I’ve extracted out the component parts into other sensors like so:

- platform: template
  sensors:
    metservice_forecast_text_today:
      friendly_name: "Metservice Forecast - Waitemata - Today"
      entity_id: sensor.metservice_forecast_data
      value_template: "{% set string=state_attr('sensor.metservice_forecast_data', 'text') %}
{{
string.split('</p><p><b>')[1] | replace('</b>', '') | replace('<p><b>', '') | replace('</p>', '')
}}"
      attribute_templates:
        day: "{% set string=state_attr('sensor.metservice_forecast_data', 'text') %}
{% set string2= string.split('</p><p><b>')[1] | replace('</b>', '') | replace('<p><b>', '') | replace('</p>', '') %}
{{
string2.split(': ')[0]
}}"        
        forecast: "{% set string=state_attr('sensor.metservice_forecast_data', 'text') %}
{% set string2= string.split('</p><p><b>')[1] | replace('</b>', '') | replace('<p><b>', '') | replace('</p>', '') %}
{{
string2.split(': ')[1]
}}"

I just repeat this and I get a nice sensor list that I can start using in the FE:

petro · April 16, 2024, 1:21pm

I know you solved this, but you could have done this:

template:
- trigger:
  - platform: state
    entity_id: sensor.metservice_forecast_data
  variables:
    items:
      {% set value = state_attr('sensor.metservice_forecast_data', 'text') or '' %}
      {% set fmat = "<p><b>{0}: <\/b>([a-zA-Z .,0-9]+)<\/p>" %}
      {% set days = ['Today', 'Monday', 'Tuesday', 'Wednesday', 'Thursday', 'Friday', 'Saturday', 'Sunday'] %}
      {% set ns = namespace(items=[]) %}
      {% for day in days %}
        {% set text = value | regex_findall(fmat.format(day)) | first | default %}
        {% if text %}
          {% set ns.items = ns.items + [ {'day': day, 'text': text} ] %}
        {% endif %}
      {% endfor %}
      {{ ns.items }}
  sensor:
  - name: Weather Today
    unique_id: weather_today
    state: "{{ items[0].day }}: {{ items[0].text }}"
    attributes:
      day: "{{ items[0].day }}"
      text: "{{ items[0].text }}"
  - name: Weather {{ items[1].day }}
    unique_id: weather_day_1
    state: "{{ items[1].day }}: {{ items[1].text }}"
    attributes:
      day: "{{ items[1].day }}"
      text: "{{ items[1].text }}"
  - name: Weather {{ items[2].day }}
    unique_id: weather_day_2
    state: "{{ items[2].day }}: {{ items[2].text }}"
    attributes:
      day: "{{ items[2].day }}"
      text: "{{ items[2].text }}"
  - name: Weather {{ items[3].day }}
    unique_id: weather_day_3
    state: "{{ items[3].day }}: {{ items[3].text }}"
    attributes:
      day: "{{ items[3].day }}"
      text: "{{ items[3].text }}"
  - name: Weather {{ items[4].day }}
    unique_id: weather_day_4
    state: "{{ items[4].day }}: {{ items[4].text }}"
    attributes:
      day: "{{ items[4].day }}"
      text: "{{ items[4].text }}"

You’ll need to rename your entity_id’s.
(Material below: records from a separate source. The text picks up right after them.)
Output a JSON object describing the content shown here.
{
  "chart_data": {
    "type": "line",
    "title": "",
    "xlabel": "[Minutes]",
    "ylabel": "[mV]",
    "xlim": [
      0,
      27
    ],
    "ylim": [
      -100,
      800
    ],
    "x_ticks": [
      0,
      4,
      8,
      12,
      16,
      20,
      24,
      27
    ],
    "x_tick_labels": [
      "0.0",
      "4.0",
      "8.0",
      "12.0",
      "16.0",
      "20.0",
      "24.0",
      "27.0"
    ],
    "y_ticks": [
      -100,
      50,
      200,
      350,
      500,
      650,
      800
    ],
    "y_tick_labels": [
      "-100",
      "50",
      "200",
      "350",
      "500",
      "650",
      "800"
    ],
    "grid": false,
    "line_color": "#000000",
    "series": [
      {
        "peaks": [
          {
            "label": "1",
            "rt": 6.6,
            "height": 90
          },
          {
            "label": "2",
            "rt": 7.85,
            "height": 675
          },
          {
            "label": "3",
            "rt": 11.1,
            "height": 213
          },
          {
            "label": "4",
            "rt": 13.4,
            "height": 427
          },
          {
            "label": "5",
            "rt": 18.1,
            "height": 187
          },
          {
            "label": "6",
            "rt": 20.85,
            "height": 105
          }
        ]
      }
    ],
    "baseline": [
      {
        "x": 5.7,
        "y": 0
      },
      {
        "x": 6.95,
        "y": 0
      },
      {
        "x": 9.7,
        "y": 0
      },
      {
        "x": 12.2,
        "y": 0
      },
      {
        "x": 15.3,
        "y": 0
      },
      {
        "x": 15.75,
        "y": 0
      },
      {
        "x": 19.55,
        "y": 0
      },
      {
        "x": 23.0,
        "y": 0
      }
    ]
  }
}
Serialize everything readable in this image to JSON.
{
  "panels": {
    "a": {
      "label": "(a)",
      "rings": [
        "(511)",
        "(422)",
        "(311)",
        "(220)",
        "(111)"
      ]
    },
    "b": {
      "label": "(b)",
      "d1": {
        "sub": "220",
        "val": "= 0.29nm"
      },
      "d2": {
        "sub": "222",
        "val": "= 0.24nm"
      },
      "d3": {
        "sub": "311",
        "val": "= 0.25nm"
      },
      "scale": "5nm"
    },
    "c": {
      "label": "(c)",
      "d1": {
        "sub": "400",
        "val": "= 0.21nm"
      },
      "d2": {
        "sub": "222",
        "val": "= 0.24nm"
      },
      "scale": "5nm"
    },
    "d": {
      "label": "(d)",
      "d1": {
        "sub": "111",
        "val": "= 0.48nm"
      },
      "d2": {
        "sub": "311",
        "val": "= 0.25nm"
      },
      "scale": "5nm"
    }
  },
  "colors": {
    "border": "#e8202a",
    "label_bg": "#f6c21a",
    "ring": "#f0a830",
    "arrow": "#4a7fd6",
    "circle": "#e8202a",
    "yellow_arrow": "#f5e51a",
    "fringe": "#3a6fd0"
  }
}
But the take away here is that your name will update and you’ll only do the calc once. It’s also easier to manage if things change.

Troon · April 16, 2024, 1:38pm

Might be worth having a look at the API service to get more machine-readable answers: there’s a free plan.

You could then build a template weather entity like mine:

dasforsyth · April 17, 2024, 2:44am

Thanks - this is exactly what I was after (and a lot more). I’ve reverted to using this as my solution as I think it’s a bit cleaner in my config than my fallback!